Storage Data Pipeline

Storage in the Data Pipeline

Modern Data Architecture Storage

Data Lake Core Components

A data lake consists of three fundamental elements:

Data Storage: Centralized repository for structured and unstructured data
Data Catalog: Metadata management and schema information
Security Access: Unified permissions and authorization

Architecture Benefits

Modern data architecture removes restrictions from separate data silos, making all organizational data available for analysis using preferred analytics tools.

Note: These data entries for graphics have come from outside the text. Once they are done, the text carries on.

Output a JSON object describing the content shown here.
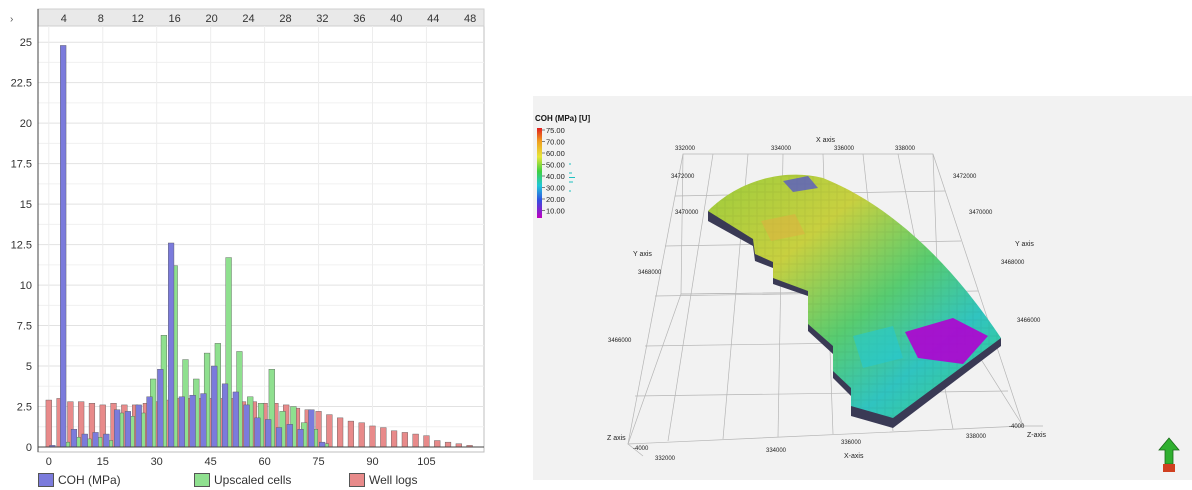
{
  "chart_data": [
    {
      "type": "bar",
      "top_axis_ticks": [
        "4",
        "8",
        "12",
        "16",
        "20",
        "24",
        "28",
        "32",
        "36",
        "40",
        "44",
        "48"
      ],
      "y_ticks": [
        "0",
        "2.5",
        "5",
        "7.5",
        "10",
        "12.5",
        "15",
        "17.5",
        "20",
        "22.5",
        "25"
      ],
      "x_ticks": [
        "0",
        "15",
        "30",
        "45",
        "60",
        "75",
        "90",
        "105"
      ],
      "ylim": [
        0,
        26
      ],
      "xlim": [
        -3,
        121
      ],
      "grid": true,
      "legend_position": "bottom",
      "series": [
        {
          "name": "COH (MPa)",
          "color": "#7b7bdc",
          "x": [
            1,
            4,
            7,
            10,
            13,
            16,
            19,
            22,
            25,
            28,
            31,
            34,
            37,
            40,
            43,
            46,
            49,
            52,
            55,
            58,
            61,
            64,
            67,
            70,
            73,
            76
          ],
          "values": [
            0.1,
            24.8,
            1.1,
            0.8,
            0.9,
            0.8,
            2.3,
            2.2,
            2.6,
            3.1,
            4.8,
            12.6,
            3.1,
            3.2,
            3.3,
            5.0,
            3.9,
            3.4,
            2.6,
            1.8,
            1.7,
            1.2,
            1.4,
            1.1,
            2.3,
            0.3
          ]
        },
        {
          "name": "Upscaled cells",
          "color": "#8fe08f",
          "x": [
            2,
            5,
            8,
            11,
            14,
            17,
            20,
            23,
            26,
            29,
            32,
            35,
            38,
            41,
            44,
            47,
            50,
            53,
            56,
            59,
            62,
            65,
            68,
            71,
            74,
            77
          ],
          "values": [
            0,
            0.3,
            0.6,
            0.5,
            0.6,
            0.4,
            2.1,
            1.9,
            2.1,
            4.2,
            6.9,
            11.2,
            5.4,
            4.2,
            5.8,
            6.4,
            11.7,
            5.9,
            3.1,
            2.7,
            4.8,
            2.2,
            2.5,
            1.5,
            1.1,
            0.2
          ]
        },
        {
          "name": "Well logs",
          "color": "#e88a8a",
          "x": [
            0,
            3,
            6,
            9,
            12,
            15,
            18,
            21,
            24,
            27,
            30,
            33,
            36,
            39,
            42,
            45,
            48,
            51,
            54,
            57,
            60,
            63,
            66,
            69,
            72,
            75,
            78,
            81,
            84,
            87,
            90,
            93,
            96,
            99,
            102,
            105,
            108,
            111,
            114,
            117
          ],
          "values": [
            2.9,
            3.0,
            2.8,
            2.8,
            2.7,
            2.6,
            2.7,
            2.6,
            2.6,
            2.7,
            2.8,
            2.9,
            3.0,
            3.0,
            3.0,
            3.0,
            3.0,
            3.0,
            2.8,
            2.8,
            2.7,
            2.7,
            2.6,
            2.4,
            2.3,
            2.2,
            2.0,
            1.8,
            1.6,
            1.5,
            1.3,
            1.2,
            1.0,
            0.9,
            0.8,
            0.7,
            0.4,
            0.3,
            0.2,
            0.1
          ]
        }
      ]
    },
    {
      "type": "heatmap",
      "title": "COH (MPa) [U]",
      "colorbar_ticks": [
        "75.00",
        "70.00",
        "60.00",
        "50.00",
        "40.00",
        "30.00",
        "20.00",
        "10.00"
      ],
      "x_axis_name": "X-axis",
      "x_ticks_top": [
        "332000",
        "334000",
        "336000",
        "338000"
      ],
      "x_ticks_bottom": [
        "332000",
        "334000",
        "336000",
        "338000"
      ],
      "y_axis_name": "Y axis",
      "y_ticks_left": [
        "3472000",
        "3470000",
        "3468000",
        "3466000"
      ],
      "y_ticks_right": [
        "3472000",
        "3470000",
        "3468000",
        "3466000"
      ],
      "z_axis_name": "Z axis",
      "z_ticks": [
        "-4000",
        "-4000"
      ]
    }
  ],
  "chart_left": {
    "legend": [
      {
        "label": "COH (MPa)",
        "color": "#7b7bdc"
      },
      {
        "label": "Upscaled cells",
        "color": "#8fe08f"
      },
      {
        "label": "Well logs",
        "color": "#e88a8a"
      }
    ]
  },
  "chart_right": {
    "colorbar_title": "COH (MPa) [U]",
    "x_label_top": "X axis",
    "x_label_bottom": "X-axis",
    "y_label_left": "Y axis",
    "y_label_right": "Y axis",
    "z_label_left": "Z axis",
    "z_label_right": "Z-axis",
    "nav_icon": "up-arrow-icon",
    "colors": {
      "magenta": "#c000c0",
      "cyan": "#22c7c7",
      "green": "#38c850",
      "yellow": "#d8d43a",
      "orange": "#e39030",
      "red": "#e03020"
    }
  }
}
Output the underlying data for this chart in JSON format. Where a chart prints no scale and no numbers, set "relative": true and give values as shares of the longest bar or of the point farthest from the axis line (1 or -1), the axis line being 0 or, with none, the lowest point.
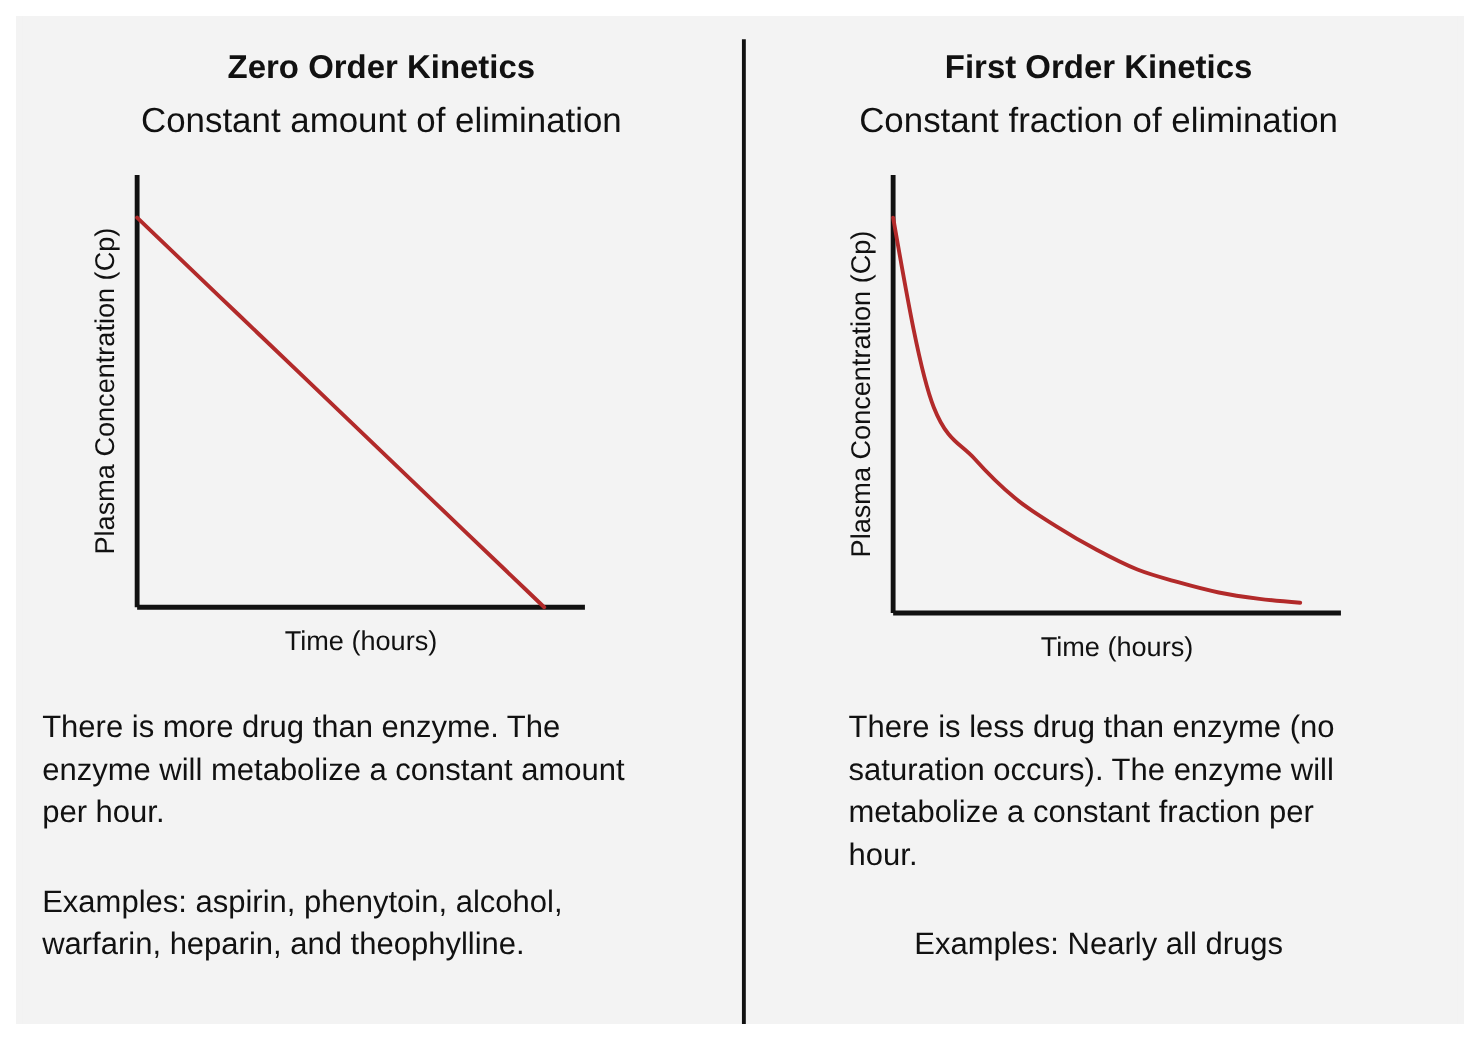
{
  "chart_data": [
    {
      "type": "line",
      "title": "Zero Order Kinetics",
      "subtitle": "Constant amount of elimination",
      "xlabel": "Time (hours)",
      "ylabel": "Plasma Concentration (Cp)",
      "relative": true,
      "categories": [
        null,
        null,
        null,
        null,
        null,
        null,
        null,
        null,
        null,
        null,
        null,
        null
      ],
      "series": [
        {
          "color": "#b22a2a",
          "values": [
            1,
            0.9,
            0.8,
            0.7,
            0.6,
            0.5,
            0.4,
            0.3,
            0.2,
            0.1,
            0,
            null
          ]
        }
      ],
      "annotations": [
        "There is more drug than enzyme. The enzyme will metabolize a constant amount per hour.",
        "Examples: aspirin, phenytoin, alcohol, warfarin, heparin, and theophylline."
      ]
    },
    {
      "type": "line",
      "title": "First Order Kinetics",
      "subtitle": "Constant fraction of elimination",
      "xlabel": "Time (hours)",
      "ylabel": "Plasma Concentration (Cp)",
      "relative": true,
      "categories": [
        null,
        null,
        null,
        null,
        null,
        null,
        null,
        null,
        null,
        null,
        null,
        null
      ],
      "series": [
        {
          "color": "#b22a2a",
          "values": [
            1,
            0.52,
            0.39,
            0.29,
            0.22,
            0.16,
            0.11,
            0.078,
            0.052,
            0.036,
            0.026,
            null
          ]
        }
      ],
      "annotations": [
        "There is less drug than enzyme (no saturation occurs). The enzyme will metabolize a constant fraction per hour.",
        "Examples: Nearly all drugs"
      ]
    }
  ]
}
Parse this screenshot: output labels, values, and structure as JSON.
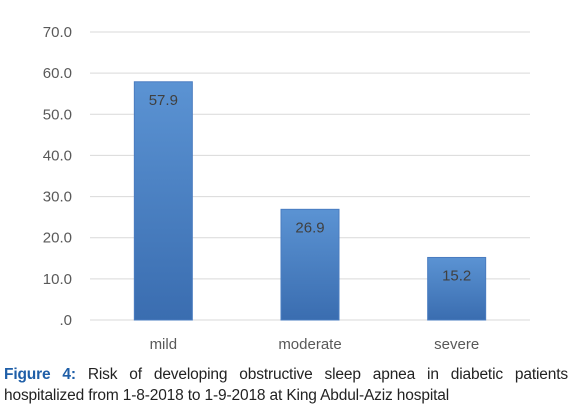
{
  "chart_data": {
    "type": "bar",
    "categories": [
      "mild",
      "moderate",
      "severe"
    ],
    "values": [
      57.9,
      26.9,
      15.2
    ],
    "value_labels": [
      "57.9",
      "26.9",
      "15.2"
    ],
    "y_ticks": [
      ".0",
      "10.0",
      "20.0",
      "30.0",
      "40.0",
      "50.0",
      "60.0",
      "70.0"
    ],
    "ylim": [
      0,
      70
    ],
    "grid": true,
    "legend": "none",
    "title": "",
    "xlabel": "",
    "ylabel": "",
    "colors": {
      "bar_top": "#5b93d3",
      "bar_bottom": "#3a6db0",
      "bar_edge": "#4a7cc0",
      "grid": "#d9d9d9",
      "axis_text": "#595959",
      "data_label": "#404040"
    }
  },
  "caption": {
    "label": "Figure 4:",
    "text": "Risk of developing obstructive sleep apnea in diabetic patients hospitalized from 1-8-2018 to 1-9-2018 at King Abdul-Aziz hospital"
  }
}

This provides the best of both data lakes and purpose-built data stores.

Data Movement Types

Inside-Out Movement

Definition: Service (big data processing, ML) needs portion of data from data lake
Process: Data copied, moved, or filtered from data lake to service
Example: Clickstream data collected in data lake, portion moved to log analytics service for trend analysis

Outside-In Movement

Definition: Analytics solution requires data in data lake for processing
Process: Data copied, moved, or filtered to data lake from database source
Purpose: Data becomes part of bigger dataset for comprehensive analysis

Direct Integration

Definition: Service-to-service data movement without data lake involvement
Process: Direct copy, move, or query between services with direct integration

AWS Data Lake Implementation

Core Components

Amazon S3: Primary data storage
AWS Lake Formation: Management component for data lake configuration
AWS Glue: Data catalog and transformation services
Amazon Athena: SQL query engine for data lake access
IAM: Security access permissions

Lake Formation Capabilities

Configure and manage data lake from central console
Discover data sources and store data using Amazon S3
Create AWS Glue transformation jobs with Data Catalog aid
Configure IAM security permissions for user and service access

Supporting Services

Amazon Aurora/RDS: Relational, normalized data storage
DynamoDB: NoSQL key-value data storage
Amazon EMR: Transform/aggregate big datasets in parallel
Amazon SageMaker: Train models for pattern recognition
OpenSearch Service: Indexed data for fast retrieval
Amazon Redshift: Data warehouse for historical data analysis

Storage Decision Factors

Data Origin and Shape

Data Origin	Data Shape	Storage Solution
Business Applications (OLTP)	Structured/Semistructured	RDMS or NoSQL
Real-time Streaming	Stream Data	Stream Services
Analytics Applications (OLAP)	Unstructured/Raw	Data Lake
Analytics Applications (OLAP)	Processed/Aggregated	Data warehouse

Cost and Query Performance

Amazon S3

Lower cost data lake storage
Less efficient for complex querying
Best for unstructured data with partitioning

Amazon Redshift

Higher cost but efficient querying
Optimal for large datasets spanning long periods
Cluster-based data warehouse architecture

Redshift Spectrum

Reduces data warehouse costs
Query S3 buckets without data movement
Best of both worlds approach

Data Retention and Access Patterns

Amazon S3 Storage Classes:

S3 Standard: General purpose, unknown/changing access
S3 Intelligent-Tiering: Unknown access patterns with automated optimization
S3 Standard-IA / One Zone-IA: Infrequent access scenarios
S3 Glacier: Archive storage with varying retrieval times

Data Warehouse vs Data Lake Comparison

Feature	Data Warehouse	Data Lake
Data Sources	Business applications and databases	IoT devices, websites, mobile apps, social media, business applications
Schema	Structured schema on write	Unstructured schema on read
Price	Higher-cost storage	Low-cost storage
Data Quality	Curated, processed, aggregated as central truth	Raw (unprocessed) or transformed data
Analytics Use Case	Batch reporting, BI, visualizations	Logs, data discovery, profiling

Schema Approaches

Schema-on-Write: Data warehouse approach requiring known schema when writing
Schema-on-Read: Data lake approach where schema needed only when reading data

Bank Application Storage Example

Data Types and Storage Solutions

Individual Customer Transactions → Aurora, DynamoDB (OLTP requirements)
Daily Transaction Totals → Amazon Redshift (OLAP, historical analysis)
User Activity Logs → Amazon S3 or OpenSearch Service (fraud analysis)
Application Error Logs → Amazon S3 (simplest architecture)

OLTP vs OLAP Storage

OLTP: Optimized for small record writes, 24/7 availability, concurrent users
OLAP: Optimized for analytical queries, columnar storage, historical data spanning years

Design Considerations

When designing data storage, consider:

Data Origin: Where data comes from and its initial format
Data Shape: Structured vs unstructured characteristics
Cost Requirements: Budget constraints and cost optimization goals
Query Scope: Range and complexity of analytics queries
Retention Periods: How long data must be kept and access frequency

Modern data architecture centers on a data lake with peripheral analytics and storage services. Design decisions should consider data origin, shape, cost, query scope, and retention requirements while balancing between schema-on-write and schema-on-read approaches.